Justiça atendeu o pedido de liminar da Associação Brasileira de Shopping Centers; lei havia sido sancionada na última quinta-feira (3)

| ACidadeON Campinas

O Parque Dom Pedro Shopping, em Campinas. (Foto: Divulgação) 

O TJ (Tribunal de Justiça) de São Paulo concedeu na tarde desta segunda-feira (7) uma liminar que suspende a lei que isenta a cobrança da taxa de estacionamento nos shopping e hipermercados de Campinas para clientes que gastarem, no mínimo, dez vezes o valor da taxa cobrada pelos estacionamentos.

A lei propunha, por exemplo, que se a taxa cobrada fosse de R$ 10, para ficar isento o consumidor precisaria gastar no local, no mínimo, R$ 100. A lei havia sido publicada pelo Executivo, porém só iria passar a valer com a regulamentação que levaria 90 dias para ser divulgada pela Prefeitura.

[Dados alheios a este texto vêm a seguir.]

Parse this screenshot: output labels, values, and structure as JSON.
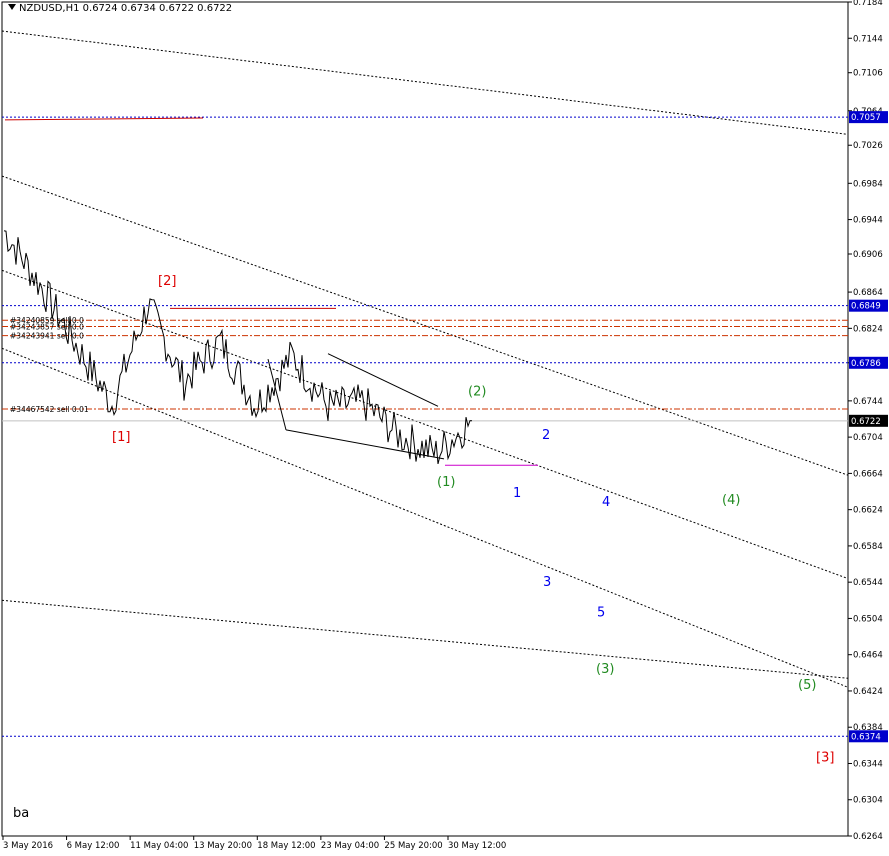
{
  "header": {
    "symbol": "NZDUSD,H1",
    "ohlc": "0.6724 0.6734 0.6722 0.6722"
  },
  "corner_label": "ba",
  "chart_data": {
    "type": "line",
    "title": "NZDUSD,H1",
    "ylim": [
      0.6264,
      0.7184
    ],
    "yticks": [
      "0.7184",
      "0.7144",
      "0.7106",
      "0.7064",
      "0.7026",
      "0.6984",
      "0.6944",
      "0.6906",
      "0.6864",
      "0.6824",
      "0.6786",
      "0.6744",
      "0.6704",
      "0.6664",
      "0.6624",
      "0.6584",
      "0.6544",
      "0.6504",
      "0.6464",
      "0.6424",
      "0.6384",
      "0.6344",
      "0.6304",
      "0.6264"
    ],
    "xticks": [
      "3 May 2016",
      "6 May 12:00",
      "11 May 04:00",
      "13 May 20:00",
      "18 May 12:00",
      "23 May 04:00",
      "25 May 20:00",
      "30 May 12:00"
    ],
    "x_points": [
      "3 May 2016",
      "6 May 12:00",
      "11 May 04:00",
      "13 May 20:00",
      "18 May 12:00",
      "23 May 04:00",
      "25 May 20:00",
      "30 May 12:00"
    ],
    "series": [
      {
        "values": [
          0.6932,
          0.6872,
          0.6806,
          0.674,
          0.685,
          0.6765,
          0.681,
          0.6738,
          0.6794,
          0.6738,
          0.6742,
          0.6705,
          0.6686,
          0.6722
        ],
        "color": "#000000"
      }
    ],
    "price_labels": [
      {
        "value": "0.7057",
        "price": 0.7057,
        "color": "#0000cc"
      },
      {
        "value": "0.6849",
        "price": 0.6849,
        "color": "#0000cc"
      },
      {
        "value": "0.6786",
        "price": 0.6786,
        "color": "#0000cc"
      },
      {
        "value": "0.6722",
        "price": 0.6722,
        "color": "#000000"
      },
      {
        "value": "0.6374",
        "price": 0.6374,
        "color": "#0000cc"
      }
    ],
    "order_labels": [
      {
        "text": "#34240859 sell 0.0",
        "price": 0.6833
      },
      {
        "text": "#34243857 sell 0.0",
        "price": 0.6826
      },
      {
        "text": "#34243941 sell 0.0",
        "price": 0.6816
      },
      {
        "text": "#34467542 sell 0.01",
        "price": 0.6735
      }
    ],
    "wave_labels": [
      {
        "text": "[1]",
        "color": "#dd0000"
      },
      {
        "text": "[2]",
        "color": "#dd0000"
      },
      {
        "text": "[3]",
        "color": "#dd0000"
      },
      {
        "text": "(1)",
        "color": "#228b22"
      },
      {
        "text": "(2)",
        "color": "#228b22"
      },
      {
        "text": "(3)",
        "color": "#228b22"
      },
      {
        "text": "(4)",
        "color": "#228b22"
      },
      {
        "text": "(5)",
        "color": "#228b22"
      },
      {
        "text": "1",
        "color": "#0000ee"
      },
      {
        "text": "2",
        "color": "#0000ee"
      },
      {
        "text": "3",
        "color": "#0000ee"
      },
      {
        "text": "4",
        "color": "#0000ee"
      },
      {
        "text": "5",
        "color": "#0000ee"
      }
    ],
    "colors": {
      "background": "#ffffff",
      "grid": "none",
      "level_line": "#0000cc",
      "order_line": "#cc3300",
      "red_line": "#cc0000",
      "magenta_line": "#cc00cc"
    }
  }
}
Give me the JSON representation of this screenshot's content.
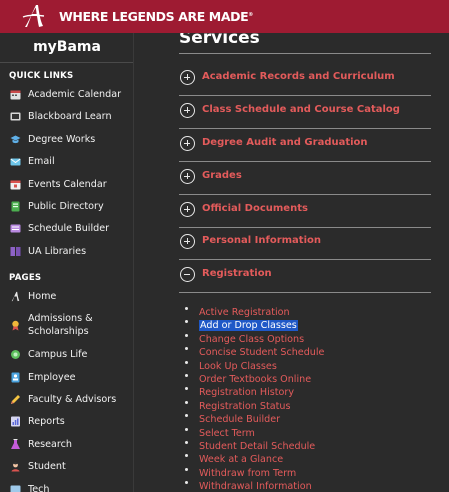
{
  "header": {
    "tagline": "WHERE LEGENDS ARE MADE",
    "trademark": "®",
    "brand_color": "#9e1b32"
  },
  "sidebar": {
    "brand": "myBama",
    "quick_links_heading": "QUICK LINKS",
    "quick_links": [
      {
        "label": "Academic Calendar",
        "icon": "calendar-icon"
      },
      {
        "label": "Blackboard Learn",
        "icon": "blackboard-icon"
      },
      {
        "label": "Degree Works",
        "icon": "degree-works-icon"
      },
      {
        "label": "Email",
        "icon": "email-icon"
      },
      {
        "label": "Events Calendar",
        "icon": "events-calendar-icon"
      },
      {
        "label": "Public Directory",
        "icon": "directory-icon"
      },
      {
        "label": "Schedule Builder",
        "icon": "schedule-builder-icon"
      },
      {
        "label": "UA Libraries",
        "icon": "library-icon"
      }
    ],
    "pages_heading": "PAGES",
    "pages": [
      {
        "label": "Home",
        "icon": "script-a-icon"
      },
      {
        "label": "Admissions & Scholarships",
        "icon": "award-ribbon-icon"
      },
      {
        "label": "Campus Life",
        "icon": "campus-life-icon"
      },
      {
        "label": "Employee",
        "icon": "employee-badge-icon"
      },
      {
        "label": "Faculty & Advisors",
        "icon": "pencil-icon"
      },
      {
        "label": "Reports",
        "icon": "reports-icon"
      },
      {
        "label": "Research",
        "icon": "flask-icon"
      },
      {
        "label": "Student",
        "icon": "student-icon"
      },
      {
        "label": "Tech",
        "icon": "tech-icon"
      }
    ]
  },
  "main": {
    "title": "Services",
    "accordion": [
      {
        "label": "Academic Records and Curriculum",
        "expanded": false
      },
      {
        "label": "Class Schedule and Course Catalog",
        "expanded": false
      },
      {
        "label": "Degree Audit and Graduation",
        "expanded": false
      },
      {
        "label": "Grades",
        "expanded": false
      },
      {
        "label": "Official Documents",
        "expanded": false
      },
      {
        "label": "Personal Information",
        "expanded": false
      },
      {
        "label": "Registration",
        "expanded": true
      }
    ],
    "registration_links": [
      {
        "label": "Active Registration",
        "selected": false
      },
      {
        "label": "Add or Drop Classes",
        "selected": true
      },
      {
        "label": "Change Class Options",
        "selected": false
      },
      {
        "label": "Concise Student Schedule",
        "selected": false
      },
      {
        "label": "Look Up Classes",
        "selected": false
      },
      {
        "label": "Order Textbooks Online",
        "selected": false
      },
      {
        "label": "Registration History",
        "selected": false
      },
      {
        "label": "Registration Status",
        "selected": false
      },
      {
        "label": "Schedule Builder",
        "selected": false
      },
      {
        "label": "Select Term",
        "selected": false
      },
      {
        "label": "Student Detail Schedule",
        "selected": false
      },
      {
        "label": "Week at a Glance",
        "selected": false
      },
      {
        "label": "Withdraw from Term",
        "selected": false
      },
      {
        "label": "Withdrawal Information",
        "selected": false
      }
    ],
    "link_color": "#e35b5b",
    "selection_color": "#1f58c7"
  }
}
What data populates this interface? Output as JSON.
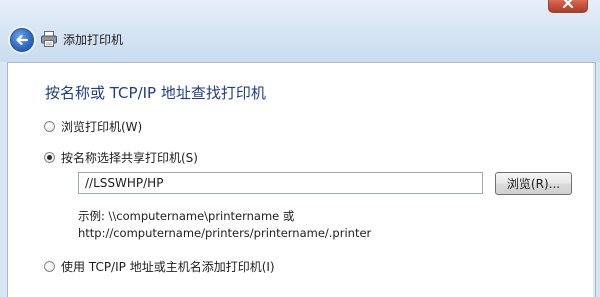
{
  "window": {
    "title": "添加打印机"
  },
  "icons": {
    "close": "close-icon",
    "back": "back-arrow-icon",
    "printer": "printer-icon"
  },
  "page": {
    "heading": "按名称或 TCP/IP 地址查找打印机",
    "options": [
      {
        "label": "浏览打印机(W)",
        "checked": false
      },
      {
        "label": "按名称选择共享打印机(S)",
        "checked": true
      },
      {
        "label": "使用 TCP/IP 地址或主机名添加打印机(I)",
        "checked": false
      }
    ],
    "share_path": {
      "value": "//LSSWHP/HP"
    },
    "browse_label": "浏览(R)...",
    "example_line1": "示例: \\\\computername\\printername 或",
    "example_line2": "http://computername/printers/printername/.printer"
  },
  "colors": {
    "heading": "#1f3e8a",
    "chrome": "#d7e6f5",
    "close_button": "#c0452c"
  }
}
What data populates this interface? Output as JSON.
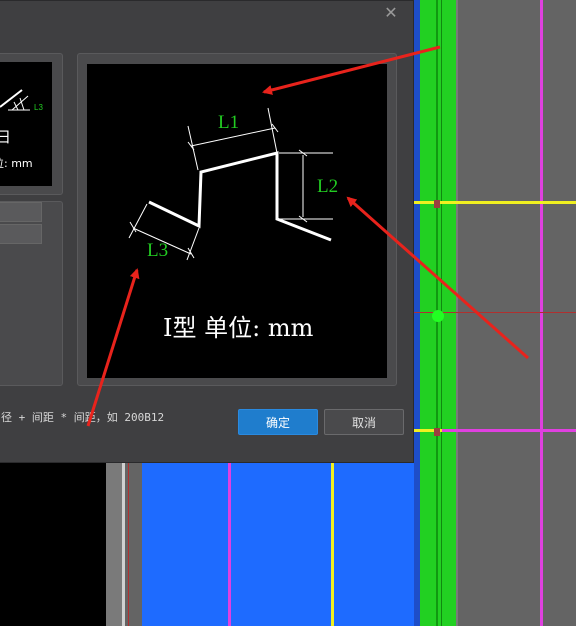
{
  "dialog": {
    "close_glyph": "✕",
    "hint_text": "径 + 间距 * 间距，如 200B12",
    "ok_label": "确定",
    "cancel_label": "取消"
  },
  "left_preview": {
    "label_l3": "L3",
    "fragment_char": "日",
    "unit_fragment": "单位: mm"
  },
  "main_preview": {
    "label_l1": "L1",
    "label_l2": "L2",
    "label_l3": "L3",
    "caption": "I型 单位: mm"
  },
  "colors": {
    "dialog_bg": "#3f3f41",
    "ok_button": "#1f7dcd",
    "dimension_text": "#22cc22",
    "arrow": "#e8231c",
    "cad_blue": "#1e6bff",
    "cad_green": "#22d022",
    "cad_magenta": "#e040e0",
    "cad_yellow": "#f0f020"
  }
}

Nesta segunda, a Justiça atendeu o pedido de ação judicial com liminar da ABRASCE (Associação Brasileira de Shopping Centers). Quando a lei foi sancionada, no dia 3 de outubro, a Associação já havia dito que ela era inconstitucional e que iria entrar na Justiça, pois a cobrança dos estacionamentos deve ficar a cargo de cada empreendimento. LEIA MAIS AQUI

A entidade ainda reforçou que é direito constitucional da livre concorrência e da propriedade privada. De acordo com o desembargador Márcio Bartoli, a lei campineira "além de invadir a competência da União para legislar sobre direito civil, a norma questionada limita o direito de propriedade e infringe os princípios da livre iniciativa e livre concorrência".

Com a liminar, a Prefeitura e a Câmara de Campinas têm 30 dias para prestar informações à Justiça. A Procuradoria-Geral do Estado de São Paulo também foi acionada.

A LEI

A lei além de isentar o valor do estacionamento, previa que o descumprimento da proposta poderia valer multa de R$ 3,5 mil. Além disso, a gratuidade seria efetivada somente mediante apresentação de nota fiscal que comprovasse a despesa efetuada no estabelecimento.

A despesa ainda deveria ter a data do mesmo dia em que o cliente solicitasse a gratuidade. A publicação ainda prevê que a gratuidade só vale para o cliente que permanecer por, no máximo, seis horas no shopping ou no hipermercado.  

OUTRO LADO 

A Prefeitura de Campinas foi procurada pela reportagem para comentar o caso mas disse que não foi ainda notificada oficialmente.